Whenever we were packing out to leave one country for the next, we used to have these parties called Vide Congelateur, which means empty the freezer. There was always sure to be these mystery zip lock bags that weren’t labeled and had God knew what in them. We’d take them all out to thaw and whatever was in them, was served at the party, along with the known items. Some of this stuff was pretty good, we had just forgotten about it; ham slices, roast beef, turkey slices, stuffing, baked beans, gumbo, homemade sausages, etc. Because we hosted a lot of representational events, we usually had 2-3 freezers, plus the tops of the refrigerators to empty. The vide congelateur parties were, large, boisterous and well lubricated (we also had to vide the liquor cabinet).

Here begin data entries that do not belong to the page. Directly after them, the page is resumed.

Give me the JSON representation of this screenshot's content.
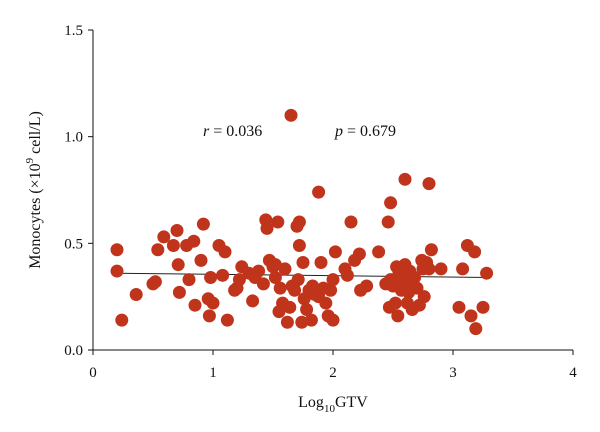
{
  "chart_data": {
    "type": "scatter",
    "xlabel": {
      "main": "Log",
      "sub": "10",
      "rest": "GTV"
    },
    "ylabel": {
      "main": "Monocytes (×10",
      "sup": "9",
      "rest": " cell/L)"
    },
    "xlim": [
      0,
      4
    ],
    "ylim": [
      0,
      1.5
    ],
    "xticks": [
      "0",
      "1",
      "2",
      "3",
      "4"
    ],
    "yticks": [
      "0.0",
      "0.5",
      "1.0",
      "1.5"
    ],
    "annotations": {
      "r_label": "r",
      "r_value": " = 0.036",
      "p_label": "p",
      "p_value": " = 0.679"
    },
    "trend_line": {
      "x": [
        0.2,
        3.3
      ],
      "y": [
        0.36,
        0.34
      ]
    },
    "point_color": "#c0341b",
    "points": [
      [
        1.65,
        1.1
      ],
      [
        1.88,
        0.74
      ],
      [
        2.6,
        0.8
      ],
      [
        2.8,
        0.78
      ],
      [
        2.48,
        0.69
      ],
      [
        0.2,
        0.47
      ],
      [
        0.2,
        0.37
      ],
      [
        0.24,
        0.14
      ],
      [
        0.36,
        0.26
      ],
      [
        0.5,
        0.31
      ],
      [
        0.52,
        0.32
      ],
      [
        0.54,
        0.47
      ],
      [
        0.59,
        0.53
      ],
      [
        0.67,
        0.49
      ],
      [
        0.7,
        0.56
      ],
      [
        0.71,
        0.4
      ],
      [
        0.72,
        0.27
      ],
      [
        0.78,
        0.49
      ],
      [
        0.8,
        0.33
      ],
      [
        0.84,
        0.51
      ],
      [
        0.85,
        0.21
      ],
      [
        0.9,
        0.42
      ],
      [
        0.92,
        0.59
      ],
      [
        0.96,
        0.24
      ],
      [
        0.97,
        0.16
      ],
      [
        0.98,
        0.34
      ],
      [
        1.0,
        0.22
      ],
      [
        1.05,
        0.49
      ],
      [
        1.08,
        0.35
      ],
      [
        1.1,
        0.46
      ],
      [
        1.12,
        0.14
      ],
      [
        1.18,
        0.28
      ],
      [
        1.2,
        0.29
      ],
      [
        1.22,
        0.33
      ],
      [
        1.24,
        0.39
      ],
      [
        1.3,
        0.36
      ],
      [
        1.33,
        0.23
      ],
      [
        1.35,
        0.34
      ],
      [
        1.38,
        0.37
      ],
      [
        1.42,
        0.31
      ],
      [
        1.44,
        0.61
      ],
      [
        1.45,
        0.57
      ],
      [
        1.47,
        0.42
      ],
      [
        1.5,
        0.39
      ],
      [
        1.52,
        0.4
      ],
      [
        1.52,
        0.34
      ],
      [
        1.54,
        0.6
      ],
      [
        1.55,
        0.18
      ],
      [
        1.56,
        0.29
      ],
      [
        1.58,
        0.22
      ],
      [
        1.6,
        0.38
      ],
      [
        1.62,
        0.13
      ],
      [
        1.64,
        0.2
      ],
      [
        1.66,
        0.3
      ],
      [
        1.68,
        0.28
      ],
      [
        1.7,
        0.58
      ],
      [
        1.71,
        0.33
      ],
      [
        1.72,
        0.6
      ],
      [
        1.72,
        0.49
      ],
      [
        1.74,
        0.13
      ],
      [
        1.75,
        0.41
      ],
      [
        1.76,
        0.24
      ],
      [
        1.78,
        0.19
      ],
      [
        1.8,
        0.28
      ],
      [
        1.82,
        0.14
      ],
      [
        1.83,
        0.3
      ],
      [
        1.85,
        0.26
      ],
      [
        1.88,
        0.25
      ],
      [
        1.9,
        0.41
      ],
      [
        1.92,
        0.29
      ],
      [
        1.94,
        0.22
      ],
      [
        1.96,
        0.16
      ],
      [
        1.98,
        0.28
      ],
      [
        2.0,
        0.33
      ],
      [
        2.0,
        0.14
      ],
      [
        2.02,
        0.46
      ],
      [
        2.1,
        0.38
      ],
      [
        2.12,
        0.35
      ],
      [
        2.15,
        0.6
      ],
      [
        2.18,
        0.42
      ],
      [
        2.22,
        0.45
      ],
      [
        2.23,
        0.28
      ],
      [
        2.28,
        0.3
      ],
      [
        2.38,
        0.46
      ],
      [
        2.44,
        0.31
      ],
      [
        2.46,
        0.6
      ],
      [
        2.47,
        0.2
      ],
      [
        2.48,
        0.33
      ],
      [
        2.5,
        0.3
      ],
      [
        2.52,
        0.22
      ],
      [
        2.53,
        0.39
      ],
      [
        2.54,
        0.16
      ],
      [
        2.55,
        0.36
      ],
      [
        2.56,
        0.33
      ],
      [
        2.57,
        0.28
      ],
      [
        2.58,
        0.31
      ],
      [
        2.6,
        0.4
      ],
      [
        2.61,
        0.35
      ],
      [
        2.62,
        0.22
      ],
      [
        2.63,
        0.27
      ],
      [
        2.64,
        0.37
      ],
      [
        2.65,
        0.31
      ],
      [
        2.66,
        0.19
      ],
      [
        2.68,
        0.34
      ],
      [
        2.7,
        0.29
      ],
      [
        2.72,
        0.21
      ],
      [
        2.74,
        0.42
      ],
      [
        2.75,
        0.38
      ],
      [
        2.76,
        0.25
      ],
      [
        2.78,
        0.41
      ],
      [
        2.8,
        0.38
      ],
      [
        2.82,
        0.47
      ],
      [
        2.9,
        0.38
      ],
      [
        3.05,
        0.2
      ],
      [
        3.08,
        0.38
      ],
      [
        3.12,
        0.49
      ],
      [
        3.15,
        0.16
      ],
      [
        3.18,
        0.46
      ],
      [
        3.19,
        0.1
      ],
      [
        3.25,
        0.2
      ],
      [
        3.28,
        0.36
      ]
    ]
  }
}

Anyway, today I was looking for something to make for dinner and noticed that we had a few unmarked zip locks in the freezer. I took them out and discovered some nice spiral cut ham slices from God knows when, a rib steak and some beef kidneys. The beef kidneys would be our dinner, while the steak and ham would made nice, little grazing sandwiches for lunch. The steak was made into chicken fried steak sandwiches on multi-grain bread. The ham was made into grilled ham, cheese and onion sandwiches; very similar to the bar sandwiches they make in Ireland, to go with the Guinness.

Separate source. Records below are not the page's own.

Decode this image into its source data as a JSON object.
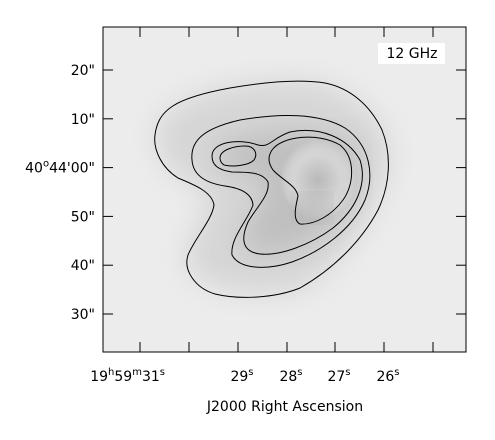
{
  "panel_label": "12 GHz",
  "x_axis": {
    "label": "J2000 Right Ascension",
    "ticks": [
      [
        "19",
        "h",
        "59",
        "m",
        "31",
        "s"
      ],
      [
        "29",
        "s"
      ],
      [
        "28",
        "s"
      ],
      [
        "27",
        "s"
      ],
      [
        "26",
        "s"
      ]
    ]
  },
  "y_axis": {
    "ticks": [
      [
        "20\""
      ],
      [
        "10\""
      ],
      [
        "40",
        "o",
        "44'00\""
      ],
      [
        "50\""
      ],
      [
        "40\""
      ],
      [
        "30\""
      ]
    ]
  }
}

Beef Kidneys in Wine Sauce
1 lb beef kidneys, cleaned and cut into bite sized pieces
3 tbsp butter
2 shallots, finely sliced
2 garlic cloves, finely sliced
1/2 cup red wine
1 cup veal/beef/chicken broth
Stir fry the kidneys in 2 tablespoons of the butter for about 3 minutes. Remove and set aside. Add the remaining butter to the pan (if you have liquid in the pan from frying the kidneys, pour it out) and saute the shallots and garlic until limp. Add the wine and reduce to half. Add the broth and simmer for about 15 minutes. Return the kidneys to the pan and continue to cook for 2 minutes. Serve with smashed potatoes.